Azhagapillai Prabhu, Gopalsamy Karthikeyan, Othman Israa, Alhatti Nada I, Haija Mohammad Abu, Ashraf Syed Salman
Department of Chemistry, Khalifa University P. O. Box 127788 Abu Dhabi United Arab Emirates
Department of Biological Sciences, Khalifa University P. O. Box 127788 Abu Dhabi United Arab Emirates
RSC Adv. 2025 Feb 20;15(8):5781-5794. doi: 10.1039/d4ra07503j. eCollection 2025 Feb 19.
Immobilization of enzymes on inorganic supports such as silica and carbon materials is an effective approach for chemical surface modification. In this work, hierarchical zeolite (HZ-SAPO's) materials were fabricated by a modified method, and mesoporous carbon (CMK-3) was synthesized using the SBA-15 mesoporous silica as a template. A variety of biocatalysts was prepared using HZ-SAPO with CMK to furnish the nanocomposite biocatalyst. The functionalization of amine group with APTES was done which was further immobilized by Soybean Peroxidase (SBP) enzyme. The material was subjected to a comprehensive characterization process utilizing numerous systematic methods, including X-ray diffraction, N adsorption-desorption isotherms, Raman spectroscopy, scanning electron microscopy, high-resolution transmittance electron microscopy, and attenuated total reflectance Fourier transform infrared spectroscopy. The pH effect on the immobilized enzyme was examined and compared to that of SBP. Further, the assessment of repeated usability of immobilized SBP with successive cycles was carried out.
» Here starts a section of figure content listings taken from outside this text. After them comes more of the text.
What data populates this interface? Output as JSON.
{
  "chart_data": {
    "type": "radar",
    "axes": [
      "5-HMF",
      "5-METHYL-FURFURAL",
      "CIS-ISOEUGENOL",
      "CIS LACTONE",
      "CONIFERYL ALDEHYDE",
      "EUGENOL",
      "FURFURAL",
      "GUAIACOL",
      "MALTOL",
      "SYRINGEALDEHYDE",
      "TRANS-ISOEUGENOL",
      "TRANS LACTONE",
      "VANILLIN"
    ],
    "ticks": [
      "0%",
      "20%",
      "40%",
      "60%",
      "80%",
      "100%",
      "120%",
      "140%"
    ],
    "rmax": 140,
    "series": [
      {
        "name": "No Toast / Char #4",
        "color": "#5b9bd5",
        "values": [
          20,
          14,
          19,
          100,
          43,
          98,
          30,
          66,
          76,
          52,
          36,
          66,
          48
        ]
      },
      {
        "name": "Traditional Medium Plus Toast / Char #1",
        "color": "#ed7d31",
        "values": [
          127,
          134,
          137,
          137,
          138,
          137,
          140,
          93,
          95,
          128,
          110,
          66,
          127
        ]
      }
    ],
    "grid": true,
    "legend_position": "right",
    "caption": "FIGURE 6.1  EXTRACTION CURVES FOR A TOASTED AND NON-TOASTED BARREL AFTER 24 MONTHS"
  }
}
将酶固定在无机载体(如二氧化硅和碳材料)上是一种有效的化学表面改性方法。在这项工作中,采用改进的方法制备了分级沸石(HZ-SAPO's)材料,并以SBA-15介孔二氧化硅为模板合成了介孔碳(CMK-3)。使用HZ-SAPO和CMK制备了多种生物催化剂,以提供纳米复合生物催化剂。用APTES对胺基进行功能化,然后通过大豆过氧化物酶(SBP)进一步固定。利用多种系统方法对该材料进行了全面表征,包括X射线衍射、N吸附-脱附等温线、拉曼光谱、扫描电子显微镜、高分辨率透射电子显微镜和衰减全反射傅里叶变换红外光谱。研究了pH对固定化酶的影响,并与SBP的影响进行了比较。此外,还对固定化SBP连续循环的重复使用性进行了评估。